Configuring GS Files Data Dependency

GS files’ dependency implies that a schedule runs if the data is available in GS buckets. You can create a schedule to run at a specific date and time, either once or on a repetitive basis if the data exists. You can define repeat intervals such as last 6 hours, last 6 days, last 3 weeks, and last 7 months.

To create a schedule at periodic intervals, Qubole Scheduler requires the following information:

  • Start day or time (parameter: window_start)
  • End day or time (parameter: window_end)
  • Day or time interval that denotes when and how often data is generated (parameter: interval)
  • Nominal time which is the logical start time of an instance

The following table shows how to create data in GS files for the previous day’s data with daily interval.

Sequence ID Nominal Time Created At Dependency
1 2015-01-01 00:00:00 2015-04-22 10:00:00 gs://abc.com/data/schedule-2014-12-31-00-00-00
2 2015-01-02 00:00:00 2015-04-22 10:15:00 gs://abc.com/data/schedule-2015-01-01-00-00-00
3 2015-01-03 00:00:00 2015-04-22 10:30:00 gs://abc.com/data/schedule-2014-01-02-00-00-00

Nominal Time is the time when the next instance of the schedule is picked and Created At is the time at which the Scheduler picked up the schedule. For more information, see Understanding the Qubole Scheduler Concepts.

To configure GS files dependency, select the Wait For GS Files option available in Dependencies.

Note

Use the tooltip Help_Tooltip to know more information on each field or check box.

The following steps explain how to set GS File dependency:

  1. Enter the GS location in the format: gs://<bucket>/<folderinGSbucket>/<abc>-%Y-%m-%d-%H-%M-%S. For example: gs://abc.com/data/schedule-2014-12-31-00-00-00.

  2. Window Start and Window End defines the range of interval to wait for. The values are integers in units of time, hour/day/week/month/year.

    Enter the Window Start value. See Hive Datasets as Schedule Dependency for more information on the window start parameter. An instance runs waits for files for the specified time range. Window Start specifies the start of this range. For example if you set -1 as window start time that implies 1 hour before/previous day/week/month/year. If it is 2 hour/day/week/month/year before, the value of window start is -2 and so on.

    Note

    Qubole Scheduler supports strife format and unpadded values for specifying months. For example, January can be specified as only 1 and March can be specified as only 3.

  3. Enter the Window End value. See Hive Datasets as Schedule Dependency for more information on the window end parameter. An instance runs waits for files for the specified time range. Window End specifies the end of this range. For example, if the interval is for 7 days and window start value is -6, the window end time is 0.

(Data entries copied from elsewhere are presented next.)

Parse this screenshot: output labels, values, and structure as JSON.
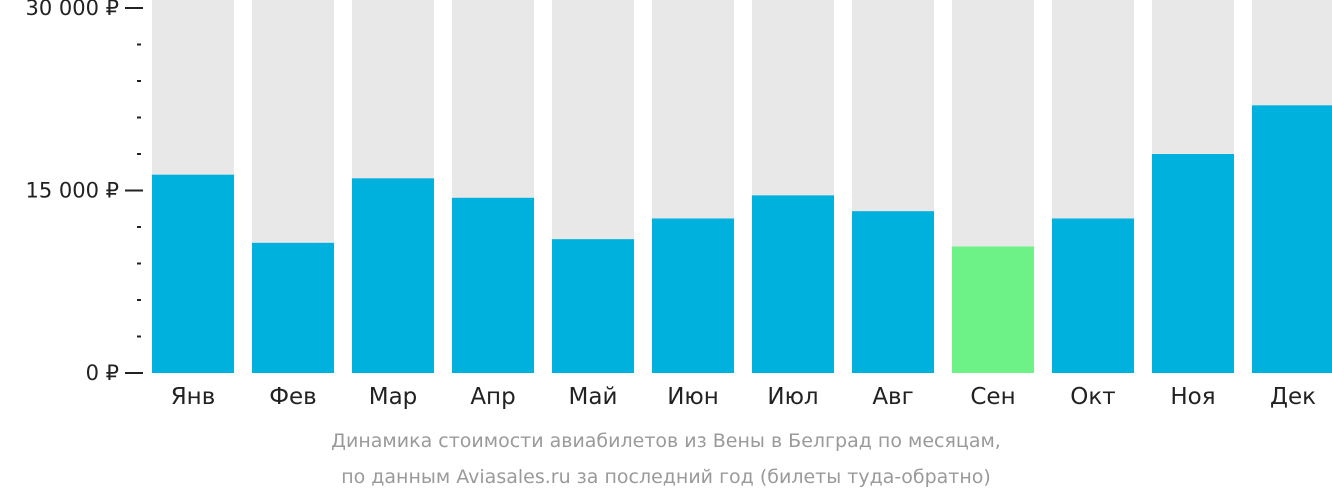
{
  "chart_data": {
    "type": "bar",
    "categories": [
      "Янв",
      "Фев",
      "Мар",
      "Апр",
      "Май",
      "Июн",
      "Июл",
      "Авг",
      "Сен",
      "Окт",
      "Ноя",
      "Дек"
    ],
    "values": [
      16300,
      10700,
      16000,
      14400,
      11000,
      12700,
      14600,
      13300,
      10400,
      12700,
      18000,
      22000
    ],
    "ylim": [
      0,
      30000
    ],
    "yticks": [
      {
        "value": 0,
        "label": "0 ₽"
      },
      {
        "value": 15000,
        "label": "15 000 ₽"
      },
      {
        "value": 30000,
        "label": "30 000 ₽"
      }
    ],
    "minor_tick_step": 3000,
    "highlight_index": 8,
    "caption": [
      "Динамика стоимости авиабилетов из Вены в Белград по месяцам,",
      "по данным Aviasales.ru за последний год (билеты туда-обратно)"
    ],
    "colors": {
      "bar": "#00b0dd",
      "bar_highlight": "#6cf287",
      "bar_background": "#e8e8e8",
      "axis": "#222222",
      "caption": "#9a9a9a"
    }
  }
}
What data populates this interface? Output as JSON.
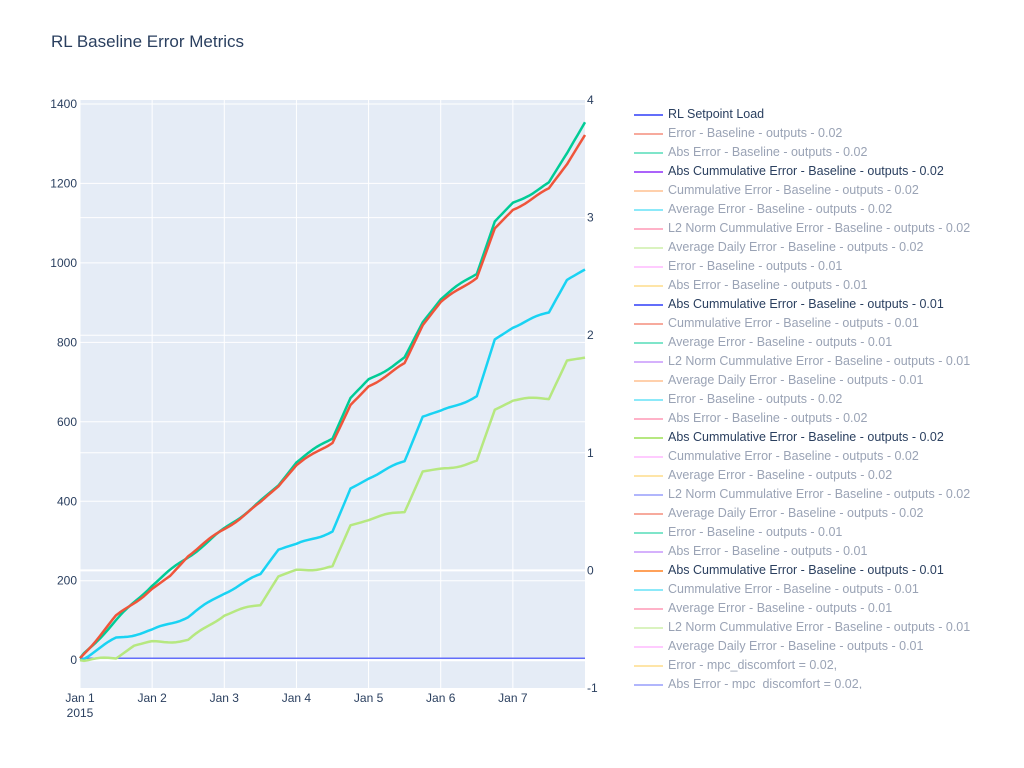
{
  "title": "RL Baseline Error Metrics",
  "colors": {
    "plot_bg": "#e5ecf6",
    "grid": "#ffffff",
    "text": "#2a3f5f"
  },
  "chart_data": {
    "type": "line",
    "title": "RL Baseline Error Metrics",
    "grid": true,
    "legend_position": "right",
    "x_axis": {
      "type": "date",
      "range": [
        "2015-01-01",
        "2015-01-08"
      ],
      "tick_values": [
        "2015-01-01",
        "2015-01-02",
        "2015-01-03",
        "2015-01-04",
        "2015-01-05",
        "2015-01-06",
        "2015-01-07"
      ],
      "tick_labels": [
        "Jan 1",
        "Jan 2",
        "Jan 3",
        "Jan 4",
        "Jan 5",
        "Jan 6",
        "Jan 7"
      ],
      "secondary_label": "2015"
    },
    "y_axis": {
      "range": [
        -70,
        1410
      ],
      "ticks": [
        0,
        200,
        400,
        600,
        800,
        1000,
        1200,
        1400
      ]
    },
    "y2_axis": {
      "range": [
        -1,
        4
      ],
      "ticks": [
        -1,
        0,
        1,
        2,
        3,
        4
      ]
    },
    "series": [
      {
        "name": "RL Setpoint Load",
        "color": "#636efa",
        "axis": "y",
        "x": [
          "2015-01-01",
          "2015-01-08"
        ],
        "y": [
          5,
          5
        ]
      },
      {
        "name": "Abs Cummulative Error - Baseline - outputs  - 0.02",
        "color": "#00cc96",
        "axis": "y",
        "x": [
          "2015-01-01",
          "2015-01-01 12:00",
          "2015-01-02",
          "2015-01-02 12:00",
          "2015-01-03",
          "2015-01-03 12:00",
          "2015-01-03 18:00",
          "2015-01-04",
          "2015-01-04 12:00",
          "2015-01-04 18:00",
          "2015-01-05",
          "2015-01-05 12:00",
          "2015-01-05 18:00",
          "2015-01-06",
          "2015-01-06 12:00",
          "2015-01-06 18:00",
          "2015-01-07",
          "2015-01-07 12:00",
          "2015-01-07 18:00",
          "2015-01-08"
        ],
        "y": [
          5,
          100,
          190,
          260,
          330,
          400,
          440,
          500,
          560,
          660,
          705,
          760,
          850,
          910,
          975,
          1105,
          1150,
          1200,
          1275,
          1355
        ]
      },
      {
        "name": "Error - Baseline - outputs  - 0.02",
        "color": "#ef553b",
        "axis": "y",
        "x": [
          "2015-01-01",
          "2015-01-01 12:00",
          "2015-01-02",
          "2015-01-02 06:00",
          "2015-01-02 12:00",
          "2015-01-03",
          "2015-01-03 12:00",
          "2015-01-03 18:00",
          "2015-01-04",
          "2015-01-04 12:00",
          "2015-01-04 18:00",
          "2015-01-05",
          "2015-01-05 12:00",
          "2015-01-05 18:00",
          "2015-01-06",
          "2015-01-06 12:00",
          "2015-01-06 18:00",
          "2015-01-07",
          "2015-01-07 12:00",
          "2015-01-07 18:00",
          "2015-01-08"
        ],
        "y": [
          5,
          110,
          180,
          215,
          265,
          330,
          395,
          435,
          490,
          550,
          645,
          690,
          745,
          840,
          900,
          965,
          1090,
          1135,
          1185,
          1245,
          1320
        ]
      },
      {
        "name": "Abs Cummulative Error - Baseline - outputs  - 0.01",
        "color": "#19d3f3",
        "axis": "y",
        "x": [
          "2015-01-01",
          "2015-01-01 12:00",
          "2015-01-02",
          "2015-01-02 12:00",
          "2015-01-03",
          "2015-01-03 12:00",
          "2015-01-03 18:00",
          "2015-01-04",
          "2015-01-04 12:00",
          "2015-01-04 18:00",
          "2015-01-05",
          "2015-01-05 12:00",
          "2015-01-05 18:00",
          "2015-01-06",
          "2015-01-06 12:00",
          "2015-01-06 18:00",
          "2015-01-07",
          "2015-01-07 12:00",
          "2015-01-07 18:00",
          "2015-01-08"
        ],
        "y": [
          0,
          55,
          75,
          110,
          170,
          215,
          275,
          290,
          325,
          435,
          460,
          500,
          610,
          625,
          665,
          810,
          840,
          875,
          955,
          980
        ]
      },
      {
        "name": "Abs Cummulative Error - Baseline - outputs  - 0.02",
        "color": "#b6e880",
        "axis": "y",
        "x": [
          "2015-01-01",
          "2015-01-01 12:00",
          "2015-01-01 18:00",
          "2015-01-02",
          "2015-01-02 12:00",
          "2015-01-03",
          "2015-01-03 12:00",
          "2015-01-03 18:00",
          "2015-01-04",
          "2015-01-04 12:00",
          "2015-01-04 18:00",
          "2015-01-05",
          "2015-01-05 12:00",
          "2015-01-05 18:00",
          "2015-01-06",
          "2015-01-06 12:00",
          "2015-01-06 18:00",
          "2015-01-07",
          "2015-01-07 12:00",
          "2015-01-07 18:00",
          "2015-01-08"
        ],
        "y": [
          0,
          5,
          35,
          45,
          50,
          115,
          140,
          210,
          225,
          235,
          340,
          355,
          375,
          475,
          480,
          500,
          630,
          655,
          660,
          755,
          760
        ]
      }
    ]
  },
  "legend": {
    "items": [
      {
        "label": "RL Setpoint Load",
        "color": "#636efa",
        "visible": true
      },
      {
        "label": "Error - Baseline - outputs  - 0.02",
        "color": "#ef553b",
        "visible": false
      },
      {
        "label": "Abs Error - Baseline - outputs  - 0.02",
        "color": "#00cc96",
        "visible": false
      },
      {
        "label": "Abs Cummulative Error - Baseline - outputs  - 0.02",
        "color": "#ab63fa",
        "visible": true
      },
      {
        "label": "Cummulative Error - Baseline - outputs  - 0.02",
        "color": "#ffa15a",
        "visible": false
      },
      {
        "label": "Average Error - Baseline - outputs  - 0.02",
        "color": "#19d3f3",
        "visible": false
      },
      {
        "label": "L2 Norm Cummulative Error - Baseline - outputs  - 0.02",
        "color": "#ff6692",
        "visible": false
      },
      {
        "label": "Average Daily Error - Baseline - outputs  - 0.02",
        "color": "#b6e880",
        "visible": false
      },
      {
        "label": "Error - Baseline - outputs  - 0.01",
        "color": "#ff97ff",
        "visible": false
      },
      {
        "label": "Abs Error - Baseline - outputs  - 0.01",
        "color": "#fecb52",
        "visible": false
      },
      {
        "label": "Abs Cummulative Error - Baseline - outputs  - 0.01",
        "color": "#636efa",
        "visible": true
      },
      {
        "label": "Cummulative Error - Baseline - outputs  - 0.01",
        "color": "#ef553b",
        "visible": false
      },
      {
        "label": "Average Error - Baseline - outputs  - 0.01",
        "color": "#00cc96",
        "visible": false
      },
      {
        "label": "L2 Norm Cummulative Error - Baseline - outputs  - 0.01",
        "color": "#ab63fa",
        "visible": false
      },
      {
        "label": "Average Daily Error - Baseline - outputs  - 0.01",
        "color": "#ffa15a",
        "visible": false
      },
      {
        "label": "Error - Baseline - outputs  - 0.02",
        "color": "#19d3f3",
        "visible": false
      },
      {
        "label": "Abs Error - Baseline - outputs  - 0.02",
        "color": "#ff6692",
        "visible": false
      },
      {
        "label": "Abs Cummulative Error - Baseline - outputs  - 0.02",
        "color": "#b6e880",
        "visible": true
      },
      {
        "label": "Cummulative Error - Baseline - outputs  - 0.02",
        "color": "#ff97ff",
        "visible": false
      },
      {
        "label": "Average Error - Baseline - outputs  - 0.02",
        "color": "#fecb52",
        "visible": false
      },
      {
        "label": "L2 Norm Cummulative Error - Baseline - outputs  - 0.02",
        "color": "#636efa",
        "visible": false
      },
      {
        "label": "Average Daily Error - Baseline - outputs  - 0.02",
        "color": "#ef553b",
        "visible": false
      },
      {
        "label": "Error - Baseline - outputs  - 0.01",
        "color": "#00cc96",
        "visible": false
      },
      {
        "label": "Abs Error - Baseline - outputs  - 0.01",
        "color": "#ab63fa",
        "visible": false
      },
      {
        "label": "Abs Cummulative Error - Baseline - outputs  - 0.01",
        "color": "#ffa15a",
        "visible": true
      },
      {
        "label": "Cummulative Error - Baseline - outputs  - 0.01",
        "color": "#19d3f3",
        "visible": false
      },
      {
        "label": "Average Error - Baseline - outputs  - 0.01",
        "color": "#ff6692",
        "visible": false
      },
      {
        "label": "L2 Norm Cummulative Error - Baseline - outputs  - 0.01",
        "color": "#b6e880",
        "visible": false
      },
      {
        "label": "Average Daily Error - Baseline - outputs  - 0.01",
        "color": "#ff97ff",
        "visible": false
      },
      {
        "label": "Error - mpc_discomfort = 0.02,",
        "color": "#fecb52",
        "visible": false
      },
      {
        "label": "Abs Error - mpc_discomfort = 0.02,",
        "color": "#636efa",
        "visible": false
      }
    ]
  }
}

    The value 0 implies now, -1 implies 1 day ago, and -2 implies 2 days ago. Correspondingly, for hourly/daily/weekly/monthly/yearly interval (frequency), the value 0 denotes now. -1 denotes 1 hour/day/week/month/year ago. -2 denotes 2 hour/day/week/month/year ago and so on.

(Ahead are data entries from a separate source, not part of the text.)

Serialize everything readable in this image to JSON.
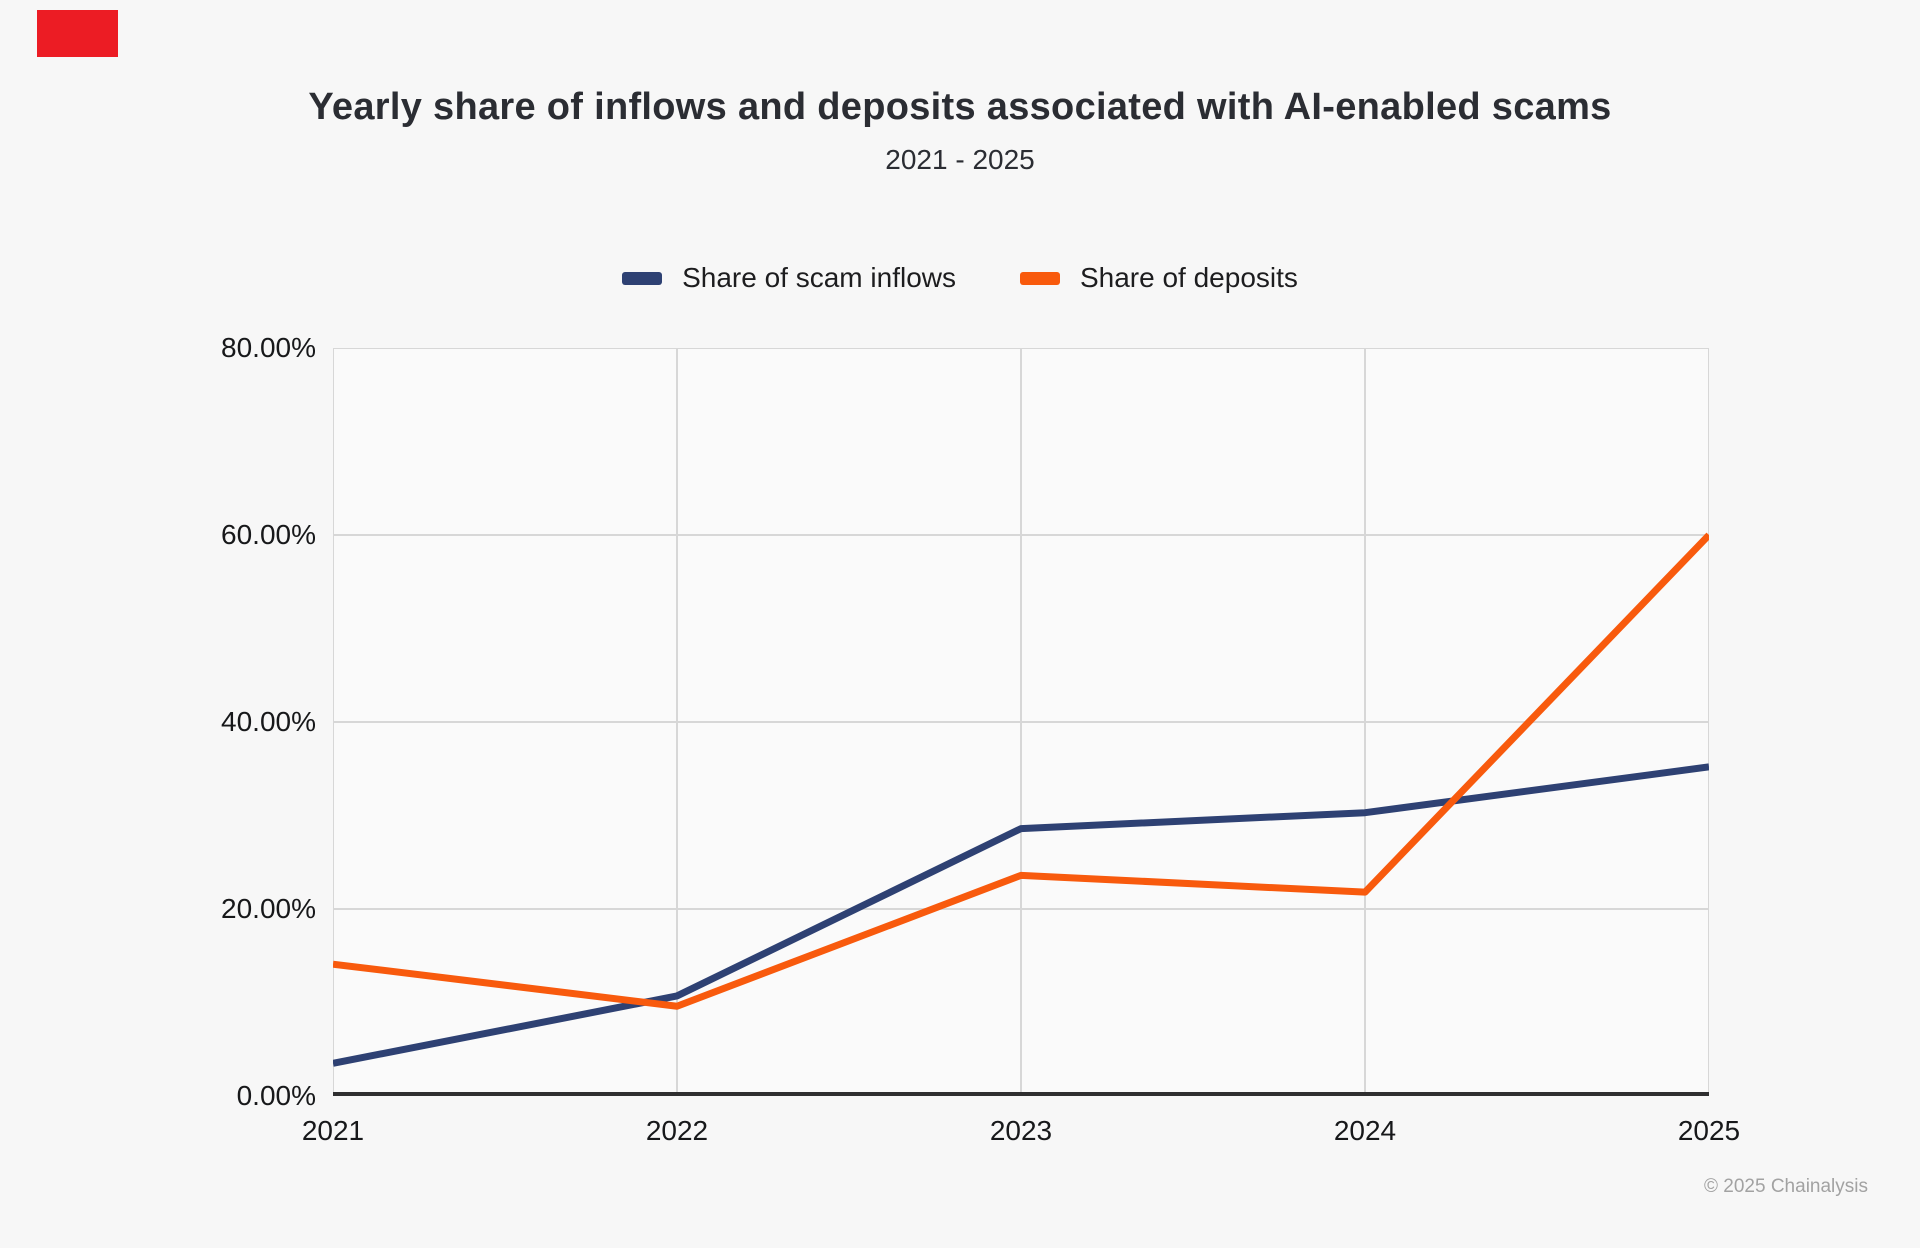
{
  "chart": {
    "title": "Yearly share of inflows and deposits associated with AI-enabled scams",
    "subtitle": "2021 - 2025"
  },
  "footer": {
    "copyright": "© 2025 Chainalysis"
  },
  "annotation": {
    "red_box_color": "#ec1c24"
  },
  "chart_data": {
    "type": "line",
    "x": [
      2021,
      2022,
      2023,
      2024,
      2025
    ],
    "x_tick_labels": [
      "2021",
      "2022",
      "2023",
      "2024",
      "2025"
    ],
    "series": [
      {
        "name": "Share of scam inflows",
        "color": "#2e4173",
        "values": [
          3.5,
          10.7,
          28.6,
          30.3,
          35.2
        ]
      },
      {
        "name": "Share of deposits",
        "color": "#f85a0d",
        "values": [
          14.1,
          9.6,
          23.6,
          21.8,
          60.0
        ]
      }
    ],
    "title": "Yearly share of inflows and deposits associated with AI-enabled scams",
    "xlabel": "",
    "ylabel": "",
    "ylim": [
      0,
      80
    ],
    "yticks": [
      {
        "value": 0,
        "label": "0.00%"
      },
      {
        "value": 20,
        "label": "20.00%"
      },
      {
        "value": 40,
        "label": "40.00%"
      },
      {
        "value": 60,
        "label": "60.00%"
      },
      {
        "value": 80,
        "label": "80.00%"
      }
    ],
    "grid": true,
    "grid_color": "#d7d7d7",
    "axis_color": "#2f2f30",
    "legend_position": "top"
  }
}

    Qubole Scheduler supports waiting for data. For example, waiting for 6 weeks of data implies that window_start is -5 and window_end is 0 when the frequency is weekly.

    An example is illustrated in the following figure.

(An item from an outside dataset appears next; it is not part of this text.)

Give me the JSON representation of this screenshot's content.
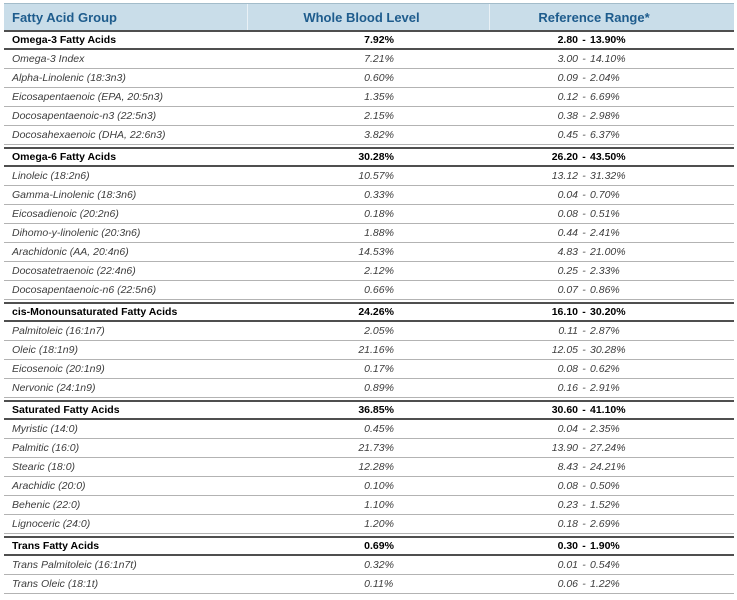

    ../../../_images/WaitForgsFiles.png
  4. Configure Timeout in minutes to change the default/previously-set time.

Note

When the data arrival interval and the scheduler interval are different, then the scheduler interval follows its own frequency to process the data. For example, if the data arrival interval is hourly and the scheduler interval is daily, the scheduler waits for an entire day’s data.

Click +Add More to add a second file. Repeat steps 1-3 to enter the file details. Timeout is set only once as it is applicable to all files.

Click +Add More to add the number of files as per the periodicity/frequency of the schedule.